Storms more widespread
The patchwork of storms evident in the past month became more widespread and although their impact was clearly evident at MLA’s NLRS reported sales, the response by producers varied between centres. While a few centres reported some improvement in young cattle quality, most yardings were dominated by plain conditioned vealers and yearlings as many producers continue to off-load stock because of lack of feed and water. The uncertain outlook still facing most areas was reflected in a volatile market. While a number of centres recorded steep price rises – from 15¢ to 30¢/kg for some restocking lines – the overall movement across NSW was more cautious. Concern by restockers and feeders about rising prices and tightening supplies is the main force in the young cattle market and all eyes will be on next week’s sales to provide some guidance.

Despite good rain on the northern slopes, numbers held firm at Gunnedah and rose substantially at Inverell. Not having received the same rain, numbers lifted by 800 at Tamworth. At Casino where the vealer season is coming into full swing, there was a record yarding of 3,000 head, including 2,200 young cattle. In contrast, a run of afternoon storms was credited with substantial reductions in numbers at Bathurst, Forbes, Dubbo, Armidale and Wagga.

Export cattle sections comprised mainly cows, including a generally better selection of medium and heavy weights. Light weight cows were well supported by restocker orders at nearly all centres, lifting prices by as much as 25¢/kg at some centres.

Strong price rises for young cattle
Pre-emptive “grass fever” was clearly evident at many selling centres as producers gain confidence in the prospects of a seasonal improvement. The affect of still isolated but significant storms was reflected in price rises of 10¢ to 25¢/kg for restocking and feeder cattle despite most regions still being very short of feed and water.
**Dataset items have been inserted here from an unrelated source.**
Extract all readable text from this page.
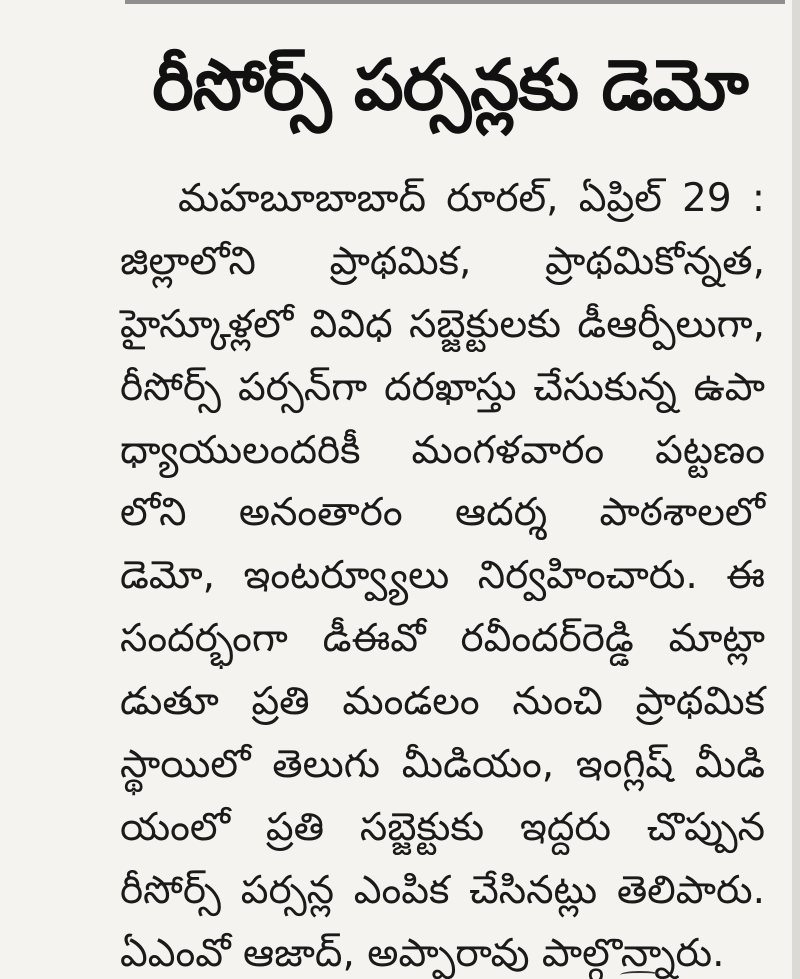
రీసోర్స్ పర్సన్లకు డెమో
మహబూబాబాద్ రూరల్, ఏప్రిల్ 29 :
జిల్లాలోని ప్రాథమిక, ప్రాథమికోన్నత,
హైస్కూళ్లలో వివిధ సబ్జెక్టులకు డీఆర్పీలుగా,
రీసోర్స్ పర్సన్‌గా దరఖాస్తు చేసుకున్న ఉపా
ధ్యాయులందరికీ మంగళవారం పట్టణం
లోని అనంతారం ఆదర్శ పాఠశాలలో
డెమో, ఇంటర్వ్యూలు నిర్వహించారు. ఈ
సందర్భంగా డీఈవో రవీందర్‌రెడ్డి మాట్లా
డుతూ ప్రతి మండలం నుంచి ప్రాథమిక
స్థాయిలో తెలుగు మీడియం, ఇంగ్లిష్ మీడి
యంలో ప్రతి సబ్జెక్టుకు ఇద్దరు చొప్పున
రీసోర్స్ పర్సన్ల ఎంపిక చేసినట్లు తెలిపారు.
ఏఎంవో ఆజాద్, అప్పారావు పాల్గొన్నారు.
Light vealer steers attracted the most interest, increasing by 15¢ to 30¢/kg. Typical was Bathurst where a regular run of storms in the past six weeks helped boost vealer prices by up to 25¢, reaching a top of 235¢/kg.

Processors also lifted rates by 5¢ to 10¢ as yearling and vealer steers mostly sold from 160¢ to 210¢/kg. Medium weight yearling steers to feeders held firm, averaging 174¢/kg. Vealer and yearling heifers to feed and restockers ranged from 145¢ to 185¢/kg, with processors paying to 200¢/kg.

Grown steers prices lifted 3¢ to 8¢/kg for an improved quality selection. Medium weight feeders averaged 172¢ while heavy C4s purchased by processors averaged 184¢/kg. Cows met improved demand, most notably from restockers on lightweights. These lifted 10¢to 13¢, ranging from 100¢ to 123¢/kg. Most medium and heavy categories were 9¢ to 11¢ dearer, selling from 120¢ to 160¢/kg.